I tried my best to talk myself out of using these two points on this patient; however, having been in similar situations before, I had no choice. Following the first treatment, the patient's condition worsened, which I did not think was possible. However, by the next morning she reported feeling considerably improved. I treated her twice a week for four weeks, at which time she stated she felt like an entirely new person. I also balanced her meridians through electro-meridian imaging.
A recent examination by her primary medical physician revealed major improvements in her blood chemistry. Her symptoms are a fraction of what she previously experienced. Her EMI exam is close to being balanced. She is energetic, sleeps all night and has regained her appetite. She came into the office today and stated she had just signed up for a yoga class. She is excited about the future, as her extreme depression is now just a memory. She has had a total of 12 treatments.
As I try to justify the rationale of the two points used so successfully, namely LU6 and TW4, I realize LU6 is the hsi point and TW4 is the yuan point. They have to have a rational explanation. However, how they worked together in the success of this case is a mystery to me. I guess the biggest mystery is, whose car was that?
Of course, this is just a freaky coincidence ... or a script from a "Twilight Zone" episode ... or a total fabrication ... or a dream after too many shitake mushrooms.
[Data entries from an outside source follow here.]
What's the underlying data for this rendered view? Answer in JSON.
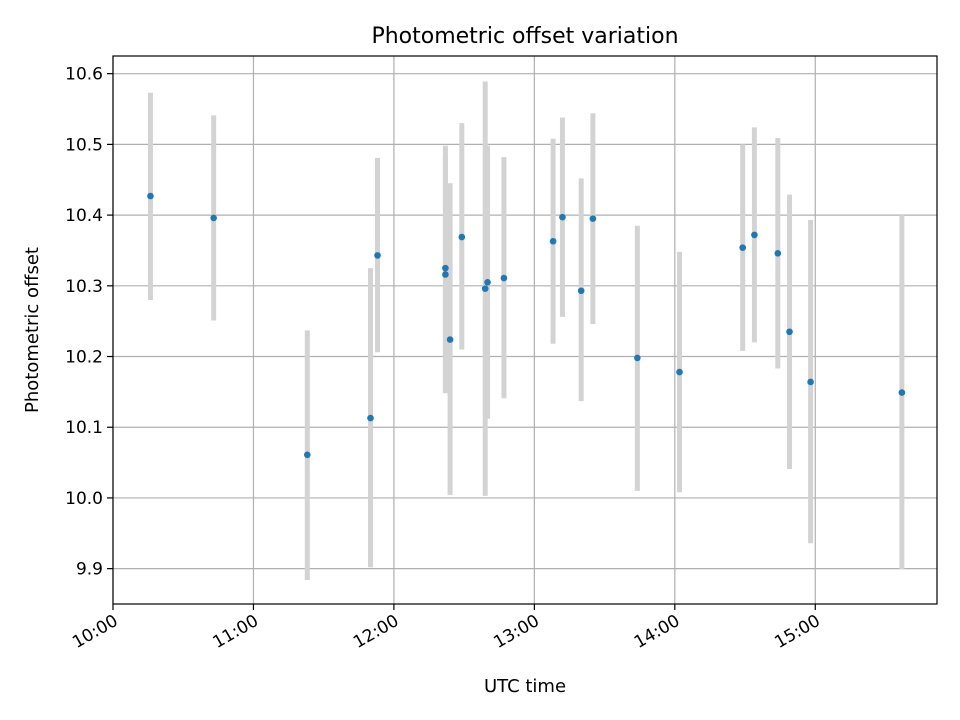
{
  "chart_data": {
    "type": "scatter",
    "title": "Photometric offset variation",
    "xlabel": "UTC time",
    "ylabel": "Photometric offset",
    "xlim": [
      "10:00",
      "15:52"
    ],
    "ylim": [
      9.85,
      10.625
    ],
    "grid": true,
    "xticks": [
      "10:00",
      "11:00",
      "12:00",
      "13:00",
      "14:00",
      "15:00"
    ],
    "yticks": [
      "9.9",
      "10.0",
      "10.1",
      "10.2",
      "10.3",
      "10.4",
      "10.5",
      "10.6"
    ],
    "point_color": "#1f77b4",
    "errorbar_color": "#d3d3d3",
    "grid_color": "#b0b0b0",
    "points": [
      {
        "x": "10:16",
        "y": 10.427,
        "lo": 10.28,
        "hi": 10.573
      },
      {
        "x": "10:43",
        "y": 10.396,
        "lo": 10.251,
        "hi": 10.541
      },
      {
        "x": "11:23",
        "y": 10.061,
        "lo": 9.884,
        "hi": 10.237
      },
      {
        "x": "11:50",
        "y": 10.113,
        "lo": 9.902,
        "hi": 10.325
      },
      {
        "x": "11:53",
        "y": 10.343,
        "lo": 10.206,
        "hi": 10.481
      },
      {
        "x": "12:22",
        "y": 10.325,
        "lo": 10.151,
        "hi": 10.498
      },
      {
        "x": "12:22",
        "y": 10.316,
        "lo": 10.148,
        "hi": 10.484
      },
      {
        "x": "12:24",
        "y": 10.224,
        "lo": 10.004,
        "hi": 10.445
      },
      {
        "x": "12:29",
        "y": 10.369,
        "lo": 10.21,
        "hi": 10.53
      },
      {
        "x": "12:39",
        "y": 10.296,
        "lo": 10.003,
        "hi": 10.589
      },
      {
        "x": "12:40",
        "y": 10.305,
        "lo": 10.112,
        "hi": 10.498
      },
      {
        "x": "12:47",
        "y": 10.311,
        "lo": 10.141,
        "hi": 10.482
      },
      {
        "x": "13:08",
        "y": 10.363,
        "lo": 10.218,
        "hi": 10.508
      },
      {
        "x": "13:12",
        "y": 10.397,
        "lo": 10.256,
        "hi": 10.538
      },
      {
        "x": "13:20",
        "y": 10.293,
        "lo": 10.137,
        "hi": 10.452
      },
      {
        "x": "13:25",
        "y": 10.395,
        "lo": 10.246,
        "hi": 10.544
      },
      {
        "x": "13:44",
        "y": 10.198,
        "lo": 10.01,
        "hi": 10.385
      },
      {
        "x": "14:02",
        "y": 10.178,
        "lo": 10.008,
        "hi": 10.348
      },
      {
        "x": "14:29",
        "y": 10.354,
        "lo": 10.208,
        "hi": 10.5
      },
      {
        "x": "14:34",
        "y": 10.372,
        "lo": 10.22,
        "hi": 10.524
      },
      {
        "x": "14:44",
        "y": 10.346,
        "lo": 10.183,
        "hi": 10.509
      },
      {
        "x": "14:49",
        "y": 10.235,
        "lo": 10.041,
        "hi": 10.429
      },
      {
        "x": "14:58",
        "y": 10.164,
        "lo": 9.936,
        "hi": 10.393
      },
      {
        "x": "15:37",
        "y": 10.149,
        "lo": 9.899,
        "hi": 10.4
      }
    ]
  }
}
Our rational minds won't allow for any other explanation. However, these events are around us daily. Take advantage of them.
We are often presented with the answer to our patients or our own problems in unusual ways. We may see a sentence in a book or a billboard that may trigger a thought, or hear a statement on TV. Act upon it. Don't be afraid to let intuition enter your thoughts. These thoughts, coupled with sound academic principles, are extremely powerful. Keep yourself mentally attuned by constant reading and study, but also allow the sixth sense to become a part of your being.
One of the most significant masters I have had the good fortune to study with said it best: "When the student is ready, the teacher shall appear."
Best wishes for a healthy, happy and productive 2003!